Google and SolarCity, a rooftop solar-panel company announced a $280 million investment deal, the largest such deal for home-based solar power systems in the United States. The investment gives San Mateo, CA-based SolarCity the funding to build and lease solar power systems to as many as 7,000 to 9,000 homeowners in the 10 states in which it operates.
Established in 2006, SolarCity currently has 15,000 solar projects around the nation completed or under way. Customers who want to have the firm’s solar system installed at their homes can pay for it up front; however, the majority let SolarCity retain ownership of the equipment and rent back the use of it through monthly solar lease payments. By financing SolarCity, Google will recoup its investment through those lease payments. “We hope to be seen as a model,”said Rick Needham, Google’s director of green business operations. Needham didn’t discuss the deal’s terms, but said “these investments are designed to earn us a good return on our capital.”
“It allows us to put our capital to work in a way that is very important to the founders and to Google, and we found a good business model to support,” said Google’s Joel Conkling. Google CEO Larry Page wants the firm’s operations to eventually produce no-net greenhouse gas emissions. To achieve this, Google has invested in wind farms in North Dakota, California and Oregon, solar projects in California and Germany, and the beginning stages of a transmission system off the East coast to encourage the construction of offshore wind farms. The SolarCity deal is Google’s seventh green energy investment, totaling more than $680 million.
Typically, a rooftop solar system costs $25,000 to $30,000, which is beyond the means of many homeowners. Instead, solar providers like SolarCity, SunRun and Sungevity pay for the system with money borrowed from a bank or a specially-designed fund similar to the one that Google has created. The resident then pays a set rate for the power generated which is lower than or approximately the same as local electricity. Typically, s 5-kilowatt system will generate 7,000 kilowatt-hours of power annually, or about 60 percent of the household’s annual use. The homeowner buys remaining electric power from the local utility, typically enjoys lower overall power bills and has some protection against potentially higher traditional electricity prices. Electricity prices have not risen in recent months, but are expected to rise in coming years as the cost of increasingly stringent clean-air regulations are passed on to customers. If the solar company is to make money and the homeowner save money, there must be a combination of high local electric rates, state and local subsidies, as well as low installation costs. Then there is the matter of sunshine. A house with solar panels should have a roof that faces South that is not shaded by trees or other buildings.
“You have full flexibility in what you want to pay on a monthly basis,” said SolarCity CEO Lyndon Rive, who pointed out that homeowners are charged only for the electricity the company’s solar panels generate at or below market rates. If the panels produce more power than the home uses, the consumer gets a credit. “It’s actually a win-win,” Rive said. “This industry is going gangbusters despite the economy,” said Danny Kennedy, founder of Oakland-based Sungevity. According to Kennedy, the lease option his company started offering in March 2010 has pushed sales “through the roof.” He expects to complete 30,000 leases in 2011, up from 10,000 in 2010.
California and Colorado accounted for more than a third of the residential solar market leases in the 1st quarter of 2011, according to a report from the Solar Energy Industries Association (SEIA). The growth reflects that of the overall solar panel market, which expanded at an average annual rate of 69 percent since 2000, including 100 percent in 2010, according to SEIA, which expects the market to double this year.

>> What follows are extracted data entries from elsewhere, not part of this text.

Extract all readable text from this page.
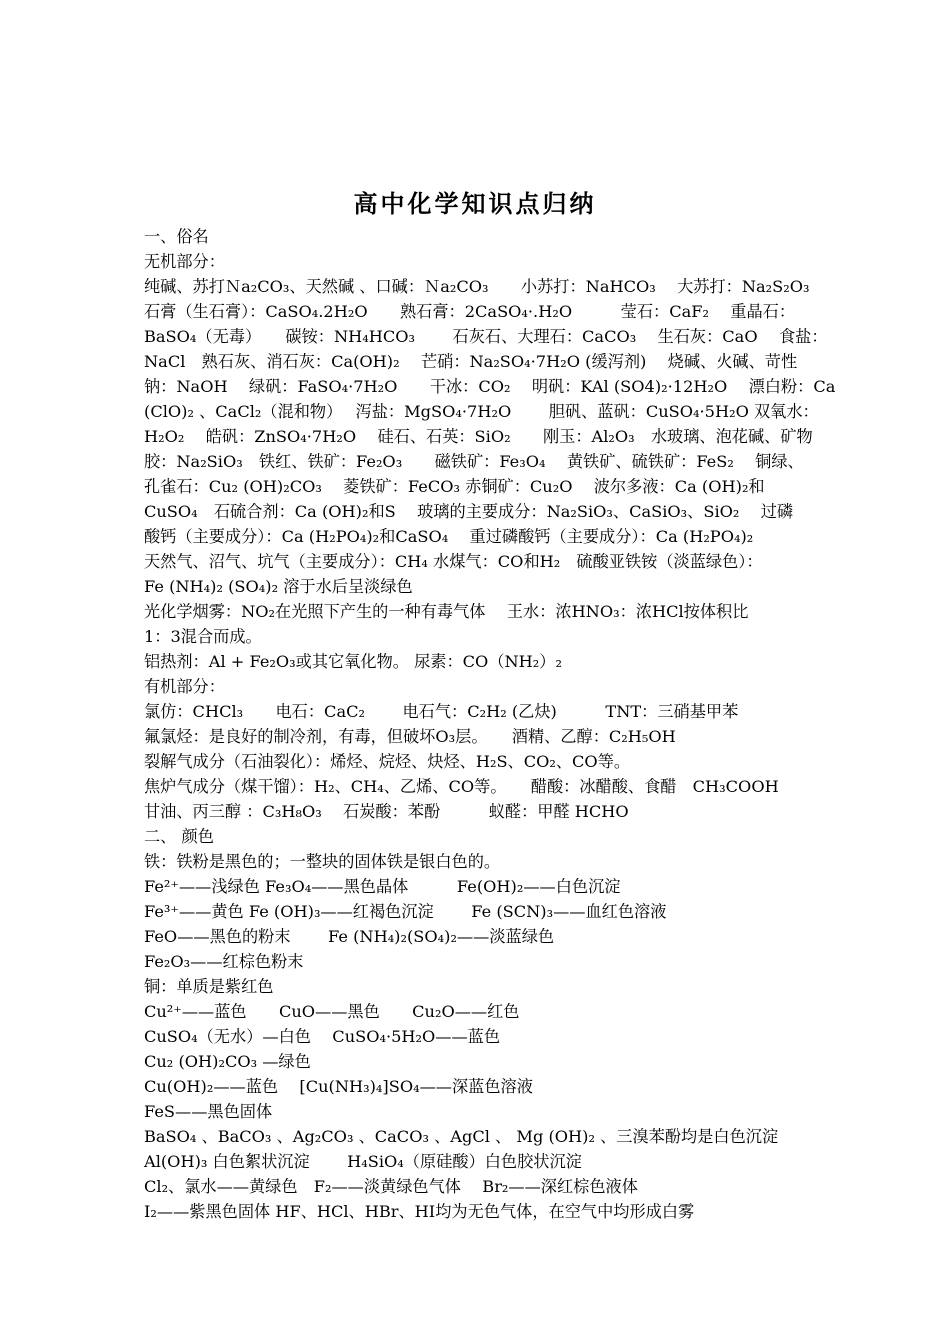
高中化学知识点归纳
一、俗名
无机部分：
纯碱、苏打Ｎa₂CO₃、天然碱 、口碱：Ｎa₂CO₃　　小苏打：NaHCO₃　 大苏打：Na₂S₂O₃
石膏（生石膏）：CaSO₄.2H₂O　　熟石膏：2CaSO₄·.H₂O　　　莹石：CaF₂　 重晶石：
BaSO₄（无毒）　　碳铵：NH₄HCO₃　　 石灰石、大理石：CaCO₃　 生石灰：CaO　 食盐：
NaCl　熟石灰、消石灰：Ca(OH)₂　 芒硝：Na₂SO₄·7H₂O (缓泻剂)　 烧碱、火碱、苛性
钠：NaOH　 绿矾：FaSO₄·7H₂O　　干冰：CO₂　 明矾：KAl (SO4)₂·12H₂O　 漂白粉：Ca
(ClO)₂ 、CaCl₂（混和物）　 泻盐：MgSO₄·7H₂O　　 胆矾、蓝矾：CuSO₄·5H₂O 双氧水：
H₂O₂　 皓矾：ZnSO₄·7H₂O　 硅石、石英：SiO₂　　刚玉：Al₂O₃　水玻璃、泡花碱、矿物
胶：Na₂SiO₃　铁红、铁矿：Fe₂O₃　　磁铁矿：Fe₃O₄　 黄铁矿、硫铁矿：FeS₂　 铜绿、
孔雀石：Cu₂ (OH)₂CO₃　 菱铁矿：FeCO₃ 赤铜矿：Cu₂O　 波尔多液：Ca (OH)₂和
CuSO₄　石硫合剂：Ca (OH)₂和S　 玻璃的主要成分：Na₂SiO₃、CaSiO₃、SiO₂　 过磷
酸钙（主要成分）：Ca (H₂PO₄)₂和CaSO₄　 重过磷酸钙（主要成分）：Ca (H₂PO₄)₂
天然气、沼气、坑气（主要成分）：CH₄ 水煤气：CO和H₂　硫酸亚铁铵（淡蓝绿色）：
Fe (NH₄)₂ (SO₄)₂ 溶于水后呈淡绿色
光化学烟雾：NO₂在光照下产生的一种有毒气体　 王水：浓HNO₃：浓HCl按体积比
1：3混合而成。
铝热剂：Al + Fe₂O₃或其它氧化物。 尿素：CO（NH₂）₂
有机部分：
氯仿：CHCl₃　　电石：CaC₂　　 电石气：C₂H₂ (乙炔)　　　TNT：三硝基甲苯
氟氯烃：是良好的制冷剂，有毒，但破坏O₃层。　　酒精、乙醇：C₂H₅OH
裂解气成分（石油裂化）：烯烃、烷烃、炔烃、H₂S、CO₂、CO等。
焦炉气成分（煤干馏）：H₂、CH₄、乙烯、CO等。　　醋酸：冰醋酸、食醋　CH₃COOH
甘油、丙三醇 ：C₃H₈O₃　 石炭酸：苯酚　　　蚁醛：甲醛 HCHO
二、 颜色
铁：铁粉是黑色的；一整块的固体铁是银白色的。
Fe²⁺——浅绿色 Fe₃O₄——黑色晶体　　　Fe(OH)₂——白色沉淀
Fe³⁺——黄色 Fe (OH)₃——红褐色沉淀　　 Fe (SCN)₃——血红色溶液
FeO——黑色的粉末　　 Fe (NH₄)₂(SO₄)₂——淡蓝绿色
Fe₂O₃——红棕色粉末
铜：单质是紫红色
Cu²⁺——蓝色　　CuO——黑色　　Cu₂O——红色
CuSO₄（无水）—白色　 CuSO₄·5H₂O——蓝色
Cu₂ (OH)₂CO₃ —绿色
Cu(OH)₂——蓝色　 [Cu(NH₃)₄]SO₄——深蓝色溶液
FeS——黑色固体
BaSO₄ 、BaCO₃ 、Ag₂CO₃ 、CaCO₃ 、AgCl 、 Mg (OH)₂ 、三溴苯酚均是白色沉淀
Al(OH)₃ 白色絮状沉淀　　 H₄SiO₄（原硅酸）白色胶状沉淀
Cl₂、氯水——黄绿色　F₂——淡黄绿色气体　 Br₂——深红棕色液体
I₂——紫黑色固体 HF、HCl、HBr、HI均为无色气体，在空气中均形成白雾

Google has chosen to invest in clean energy projects because of the potential returns and the potential to impact the industry. “We hope that Google’s leadership in the space will encourage other corporate investors,” Rive said. There definitely is room for other investors to get involved: Fewer than 0.1 percent of American homes currently have rooftop solar panels, but that number is expected to grow to 2.4 percent by 2020, according to Bloomberg New Energy Finance. It’s highly likely that Google-financed companies like SolarCity will have a role in that growth.

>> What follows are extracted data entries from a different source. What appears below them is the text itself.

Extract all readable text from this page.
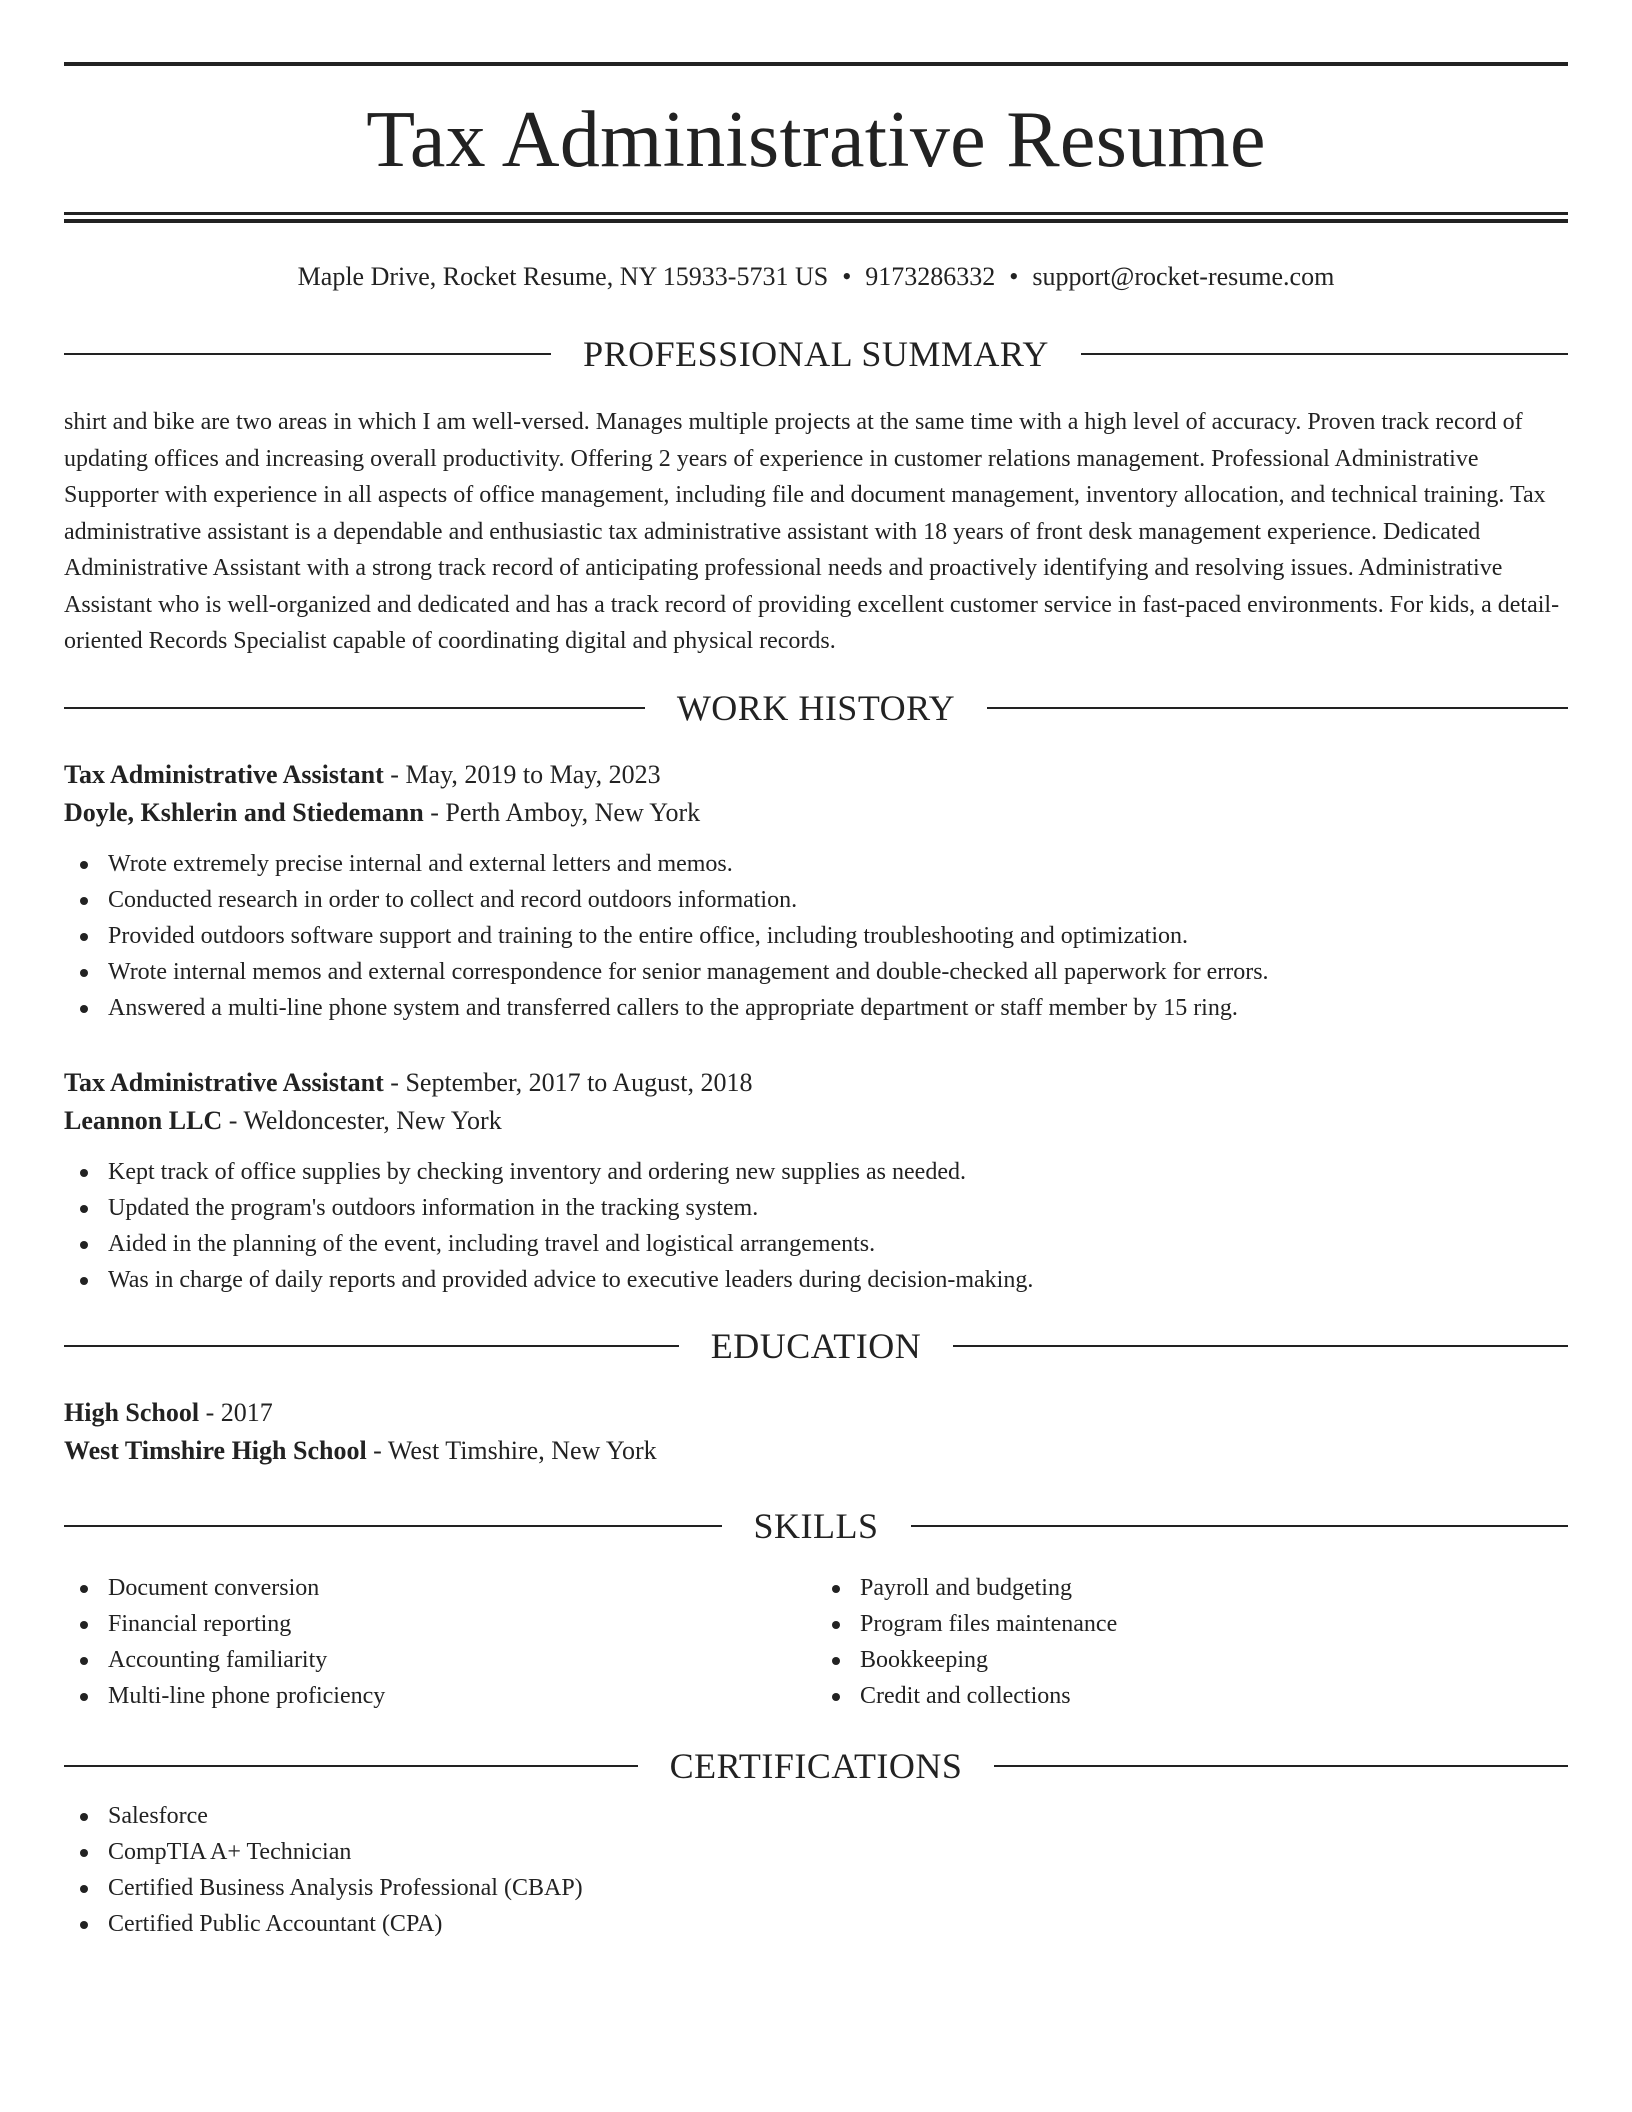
Tax Administrative Resume
Maple Drive, Rocket Resume, NY 15933-5731 US • 9173286332 • support@rocket-resume.com
PROFESSIONAL SUMMARY
shirt and bike are two areas in which I am well-versed. Manages multiple projects at the same time with a high level of accuracy. Proven track record of updating offices and increasing overall productivity. Offering 2 years of experience in customer relations management. Professional Administrative Supporter with experience in all aspects of office management, including file and document management, inventory allocation, and technical training. Tax administrative assistant is a dependable and enthusiastic tax administrative assistant with 18 years of front desk management experience. Dedicated Administrative Assistant with a strong track record of anticipating professional needs and proactively identifying and resolving issues. Administrative Assistant who is well-organized and dedicated and has a track record of providing excellent customer service in fast-paced environments. For kids, a detail-oriented Records Specialist capable of coordinating digital and physical records.
WORK HISTORY
Tax Administrative Assistant - May, 2019 to May, 2023
Doyle, Kshlerin and Stiedemann - Perth Amboy, New York
Wrote extremely precise internal and external letters and memos.
Conducted research in order to collect and record outdoors information.
Provided outdoors software support and training to the entire office, including troubleshooting and optimization.
Wrote internal memos and external correspondence for senior management and double-checked all paperwork for errors.
Answered a multi-line phone system and transferred callers to the appropriate department or staff member by 15 ring.
Tax Administrative Assistant - September, 2017 to August, 2018
Leannon LLC - Weldoncester, New York
Kept track of office supplies by checking inventory and ordering new supplies as needed.
Updated the program's outdoors information in the tracking system.
Aided in the planning of the event, including travel and logistical arrangements.
Was in charge of daily reports and provided advice to executive leaders during decision-making.
EDUCATION
High School - 2017
West Timshire High School - West Timshire, New York
SKILLS
Document conversion
Financial reporting
Accounting familiarity
Multi-line phone proficiency
Payroll and budgeting
Program files maintenance
Bookkeeping
Credit and collections
CERTIFICATIONS
Salesforce
CompTIA A+ Technician
Certified Business Analysis Professional (CBAP)
Certified Public Accountant (CPA)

The SolarCity project is not Google’s first venture into the clean energy market. The firm has invested $168 million in California’s Ivanpah solar farm and another $100 million in the world’s biggest wind farm. That is the $2 billion Shepherds Flat project, near Arlington, OR, that will stretch over 77 square kilometers of north-central Oregon and generate enough energy for 235,000 homes. The project, which will go into operation in 2012, is being developed by Caithness Energy.